Il piano Bolloré sembra aver convinto gli istituti di credito. Si attende la formalizzazione dell’offerta per rilevare il pacchetto di maggioranza.

Acquisizione Pininfarina, via libera dalle banche

di Lorenzo Stracquadanio

13 luglio 2011

Il piano Bolloré sembra aver convinto gli istituti di credito. Si attende la formalizzazione dell’offerta per rilevare il pacchetto di maggioranza.

Semaforo verde per l’acquisizione di Pininfarina da parte del finanziere bretone Vincent Bollorè. Secondo le ultime indiscrezioni le banche che detengono di fatto il credito dell’azienda (Intesa Sanpaolo, Unicredit, Italease, Ubi, Mps, Fortis e Selmabipiemme) sarebbero pronte a dare il via libera all’acquisto del pacchetto di maggioranza.

Le linee guida del piano Bollorè infatti avrebbero convinto le banche a confermare l’operazione che porterà alla ristrutturazione del debito della società, oggi stimato in circa 600 milioni di euro. È bene precisare che al momento si tratta di un’intesa di massima visto che si attende di fatto la formalizzazione dell’offerta per rilevare la quota di maggioranza del marchio Pininfarina.

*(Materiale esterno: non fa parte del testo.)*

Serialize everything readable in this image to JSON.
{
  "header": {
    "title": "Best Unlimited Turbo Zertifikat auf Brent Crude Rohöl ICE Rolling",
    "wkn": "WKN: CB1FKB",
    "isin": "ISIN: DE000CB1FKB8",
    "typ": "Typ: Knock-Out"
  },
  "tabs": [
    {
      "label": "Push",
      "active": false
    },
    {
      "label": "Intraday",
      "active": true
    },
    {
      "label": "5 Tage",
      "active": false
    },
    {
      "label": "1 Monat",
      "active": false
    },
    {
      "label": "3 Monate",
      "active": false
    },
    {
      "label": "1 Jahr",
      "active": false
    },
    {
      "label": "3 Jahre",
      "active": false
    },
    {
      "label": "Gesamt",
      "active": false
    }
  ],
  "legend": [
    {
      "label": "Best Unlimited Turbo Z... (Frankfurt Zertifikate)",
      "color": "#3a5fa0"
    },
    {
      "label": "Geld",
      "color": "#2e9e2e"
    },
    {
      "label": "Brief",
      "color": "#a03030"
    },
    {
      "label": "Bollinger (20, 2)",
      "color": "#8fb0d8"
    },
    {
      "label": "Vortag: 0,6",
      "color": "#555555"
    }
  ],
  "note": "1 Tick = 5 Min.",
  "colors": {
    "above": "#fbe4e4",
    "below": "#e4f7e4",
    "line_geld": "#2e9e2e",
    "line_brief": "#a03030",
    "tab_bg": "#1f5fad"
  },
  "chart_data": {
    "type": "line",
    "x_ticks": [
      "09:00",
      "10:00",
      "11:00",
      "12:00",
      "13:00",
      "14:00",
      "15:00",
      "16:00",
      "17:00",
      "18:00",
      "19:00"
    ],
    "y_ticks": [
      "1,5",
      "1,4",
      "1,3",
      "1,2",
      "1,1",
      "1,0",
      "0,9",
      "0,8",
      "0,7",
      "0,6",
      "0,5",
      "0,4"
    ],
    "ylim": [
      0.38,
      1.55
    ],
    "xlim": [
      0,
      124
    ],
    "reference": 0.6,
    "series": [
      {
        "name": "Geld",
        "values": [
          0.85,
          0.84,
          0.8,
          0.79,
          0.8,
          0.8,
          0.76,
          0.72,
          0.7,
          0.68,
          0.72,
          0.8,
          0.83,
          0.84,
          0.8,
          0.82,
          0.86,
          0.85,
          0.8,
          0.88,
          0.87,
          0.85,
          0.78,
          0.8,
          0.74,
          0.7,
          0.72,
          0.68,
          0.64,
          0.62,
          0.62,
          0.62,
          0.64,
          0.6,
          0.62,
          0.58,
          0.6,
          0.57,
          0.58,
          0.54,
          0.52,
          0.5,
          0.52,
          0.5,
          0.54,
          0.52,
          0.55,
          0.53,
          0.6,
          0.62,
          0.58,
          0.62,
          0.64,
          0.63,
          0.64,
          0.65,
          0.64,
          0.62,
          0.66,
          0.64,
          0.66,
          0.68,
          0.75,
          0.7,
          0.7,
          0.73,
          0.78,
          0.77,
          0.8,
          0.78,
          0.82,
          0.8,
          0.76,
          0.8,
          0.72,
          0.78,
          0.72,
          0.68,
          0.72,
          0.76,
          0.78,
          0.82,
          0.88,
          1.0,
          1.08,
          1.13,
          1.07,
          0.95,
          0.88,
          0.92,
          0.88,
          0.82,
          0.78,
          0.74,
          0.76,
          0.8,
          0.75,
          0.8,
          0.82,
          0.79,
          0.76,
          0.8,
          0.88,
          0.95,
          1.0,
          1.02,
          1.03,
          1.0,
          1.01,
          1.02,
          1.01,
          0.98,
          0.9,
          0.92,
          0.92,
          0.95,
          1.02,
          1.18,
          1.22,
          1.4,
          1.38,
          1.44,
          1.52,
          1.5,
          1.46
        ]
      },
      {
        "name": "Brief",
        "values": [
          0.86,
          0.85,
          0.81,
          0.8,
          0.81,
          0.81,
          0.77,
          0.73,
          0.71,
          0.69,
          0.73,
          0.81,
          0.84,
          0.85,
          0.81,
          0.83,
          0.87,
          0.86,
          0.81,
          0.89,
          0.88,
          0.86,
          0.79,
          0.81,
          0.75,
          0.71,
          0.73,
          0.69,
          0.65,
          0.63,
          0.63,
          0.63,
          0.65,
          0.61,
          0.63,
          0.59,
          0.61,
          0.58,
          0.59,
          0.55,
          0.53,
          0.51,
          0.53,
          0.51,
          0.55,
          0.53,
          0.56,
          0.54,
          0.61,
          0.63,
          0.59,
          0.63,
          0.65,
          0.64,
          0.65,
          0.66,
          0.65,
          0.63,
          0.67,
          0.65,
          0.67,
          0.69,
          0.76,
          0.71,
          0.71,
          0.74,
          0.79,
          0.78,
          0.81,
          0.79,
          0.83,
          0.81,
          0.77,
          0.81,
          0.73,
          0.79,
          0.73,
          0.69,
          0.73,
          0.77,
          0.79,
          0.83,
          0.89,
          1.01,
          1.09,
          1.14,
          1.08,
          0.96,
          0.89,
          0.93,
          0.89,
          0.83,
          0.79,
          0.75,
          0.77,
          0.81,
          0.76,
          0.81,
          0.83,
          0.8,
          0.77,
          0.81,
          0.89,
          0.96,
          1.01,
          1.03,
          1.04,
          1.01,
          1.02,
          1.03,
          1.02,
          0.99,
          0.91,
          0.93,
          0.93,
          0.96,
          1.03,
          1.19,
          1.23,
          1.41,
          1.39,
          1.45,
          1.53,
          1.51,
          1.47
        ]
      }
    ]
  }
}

Se tutto andrà per il verso giusto, la luce verde sulla procedura di acquisizione potrebbe giungere già quest’estate e rilanciare quanto prima le sorti della società torinese, simbolo del made in Italy automobilistico in tutto il mondo. Ad oggi l’azienda è controllata dalla famiglia per il 77% sebbene di fatto la stessa quota sia a pegno delle banche che hanno di fatto in mano il credito della company.